Police say Mr. Coleman was speeding on Military Road Northwest when he lost control of his Chevrolet Monte Carlo and hit a median strip at Western Avenue. The car crossed Wisconsin Avenue, flipped and hit a wall next to the Friendship Heights Metro escalator, then burst into flames as it crashed into the Hecht’s store.

The store was closed Tuesday but reopened yesterday. One escalator at the Friendship Heights Metro station was closed.


Teen given probation in deaths of 4 bears

A 17-year-old boy who illegally shot a female black bear and left her three cubs to die of exposure pleaded yesterday to an admission of delinquency.

Sgt. Ken Turner, with the Department of Natural Resources police, said the plea by a juvenile is the equivalent of a guilty plea by an adult. The boy was sentenced to two years of supervised probation.

The state Department of Natural Resources said the teenager shot the bear in the head in its den in January at point-blank range while hunting rabbits at the state-owned Woodmont Hunting Club property near Hancock.

The sentence also includes 100 hours of community service and a $500 restitution payment to the state’s bear management program.


Future prosecutions of snipers not clear

John Allen Muhammad is expected to return to Virginia’s death row soon after he is sentenced today for his second Washington-area sniper conviction, but it is not clear whether he will face prosecution in other states.

Muhammad was found guilty of six October 2002 shootings by a Montgomery County jury Tuesday and could be sentenced of life in prison without the possibility of parole for each murder. Montgomery County prosecutors said the second trial was insurance in case his Virginia death sentence and conviction for a sniper shooting in Manassas is ever overturned.

But several other states and jurisdictions still have charges pending against Muhammad and accomplice Lee Boyd Malvo.
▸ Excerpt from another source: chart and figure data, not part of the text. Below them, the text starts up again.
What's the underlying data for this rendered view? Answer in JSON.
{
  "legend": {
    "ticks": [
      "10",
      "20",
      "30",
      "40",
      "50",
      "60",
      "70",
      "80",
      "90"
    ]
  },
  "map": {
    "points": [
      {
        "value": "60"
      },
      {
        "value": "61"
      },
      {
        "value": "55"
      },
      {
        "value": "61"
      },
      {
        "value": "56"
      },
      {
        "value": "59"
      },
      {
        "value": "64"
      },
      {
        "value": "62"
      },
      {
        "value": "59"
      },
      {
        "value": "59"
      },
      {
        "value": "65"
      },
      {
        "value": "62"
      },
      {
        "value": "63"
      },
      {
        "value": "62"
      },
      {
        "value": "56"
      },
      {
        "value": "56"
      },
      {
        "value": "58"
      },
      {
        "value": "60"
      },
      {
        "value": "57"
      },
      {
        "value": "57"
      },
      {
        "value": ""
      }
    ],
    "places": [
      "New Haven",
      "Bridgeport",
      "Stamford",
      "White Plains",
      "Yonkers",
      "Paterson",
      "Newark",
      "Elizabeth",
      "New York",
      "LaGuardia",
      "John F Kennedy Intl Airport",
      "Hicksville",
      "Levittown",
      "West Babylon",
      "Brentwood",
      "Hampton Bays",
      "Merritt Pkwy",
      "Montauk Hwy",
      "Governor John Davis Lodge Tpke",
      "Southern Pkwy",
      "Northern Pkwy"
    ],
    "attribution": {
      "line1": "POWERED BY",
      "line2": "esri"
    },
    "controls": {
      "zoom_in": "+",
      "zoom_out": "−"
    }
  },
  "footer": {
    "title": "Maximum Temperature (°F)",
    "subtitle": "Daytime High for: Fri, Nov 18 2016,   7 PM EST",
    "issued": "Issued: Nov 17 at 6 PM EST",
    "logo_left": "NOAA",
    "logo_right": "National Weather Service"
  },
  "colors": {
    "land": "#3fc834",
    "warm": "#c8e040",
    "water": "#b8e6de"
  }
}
They include Louisiana, Alabama, the District and Prince George’s County.

A decision to send the pair to other states will be made by Virginia, which sent them to Maryland under an agreement that they be sent back.

Kevin Hall, a spokesman for Virginia Gov. Timothy M. Kaine, said the two convictions may have fulfilled the desire for legal insurance.



Death penalty sought in 1993 stabbing

Federal prosecutors will seek the death penalty for a suspect in the 1993 stabbing death of a Fairfax County woman.

Prosecutors said Thomas Hager killed five other persons and ordered the death of a seventh person since 1992.

Lonnie Barnett Jr. and Arlington Johnson Jr. are serving life sentences after pleading guilty in the attack on Barbara White, 19, a single mother who lived in the Mount Vernon area.

Both men admitted stabbing Miss White repeatedly in her bathtub, while her 13-month-old daughter was elsewhere in the apartment with a fourth suspect.

The men said that they were working for Mr. Hager, a crack cocaine dealer, and that he also stabbed Miss White repeatedly.


Man pleads guilty in daughter’s death

A man charged with killing his infant daughter last year pleaded guilty to involuntary manslaughter.

Andre Madison was charged with murder and felony child neglect in the death of 10-month-old Kyiah Taylor-Madison. She was found strapped to her car seat in her baby sitter’s back yard in September.

Madison told police at the time that after dropping off his wife at work, he drove home, waited awhile, then drove to the baby sitter’s house. He said he then removed the baby in the car seat and tossed both over the fence into the back yard.

A Henrico County grand jury indicted Madison on a murder charge in March.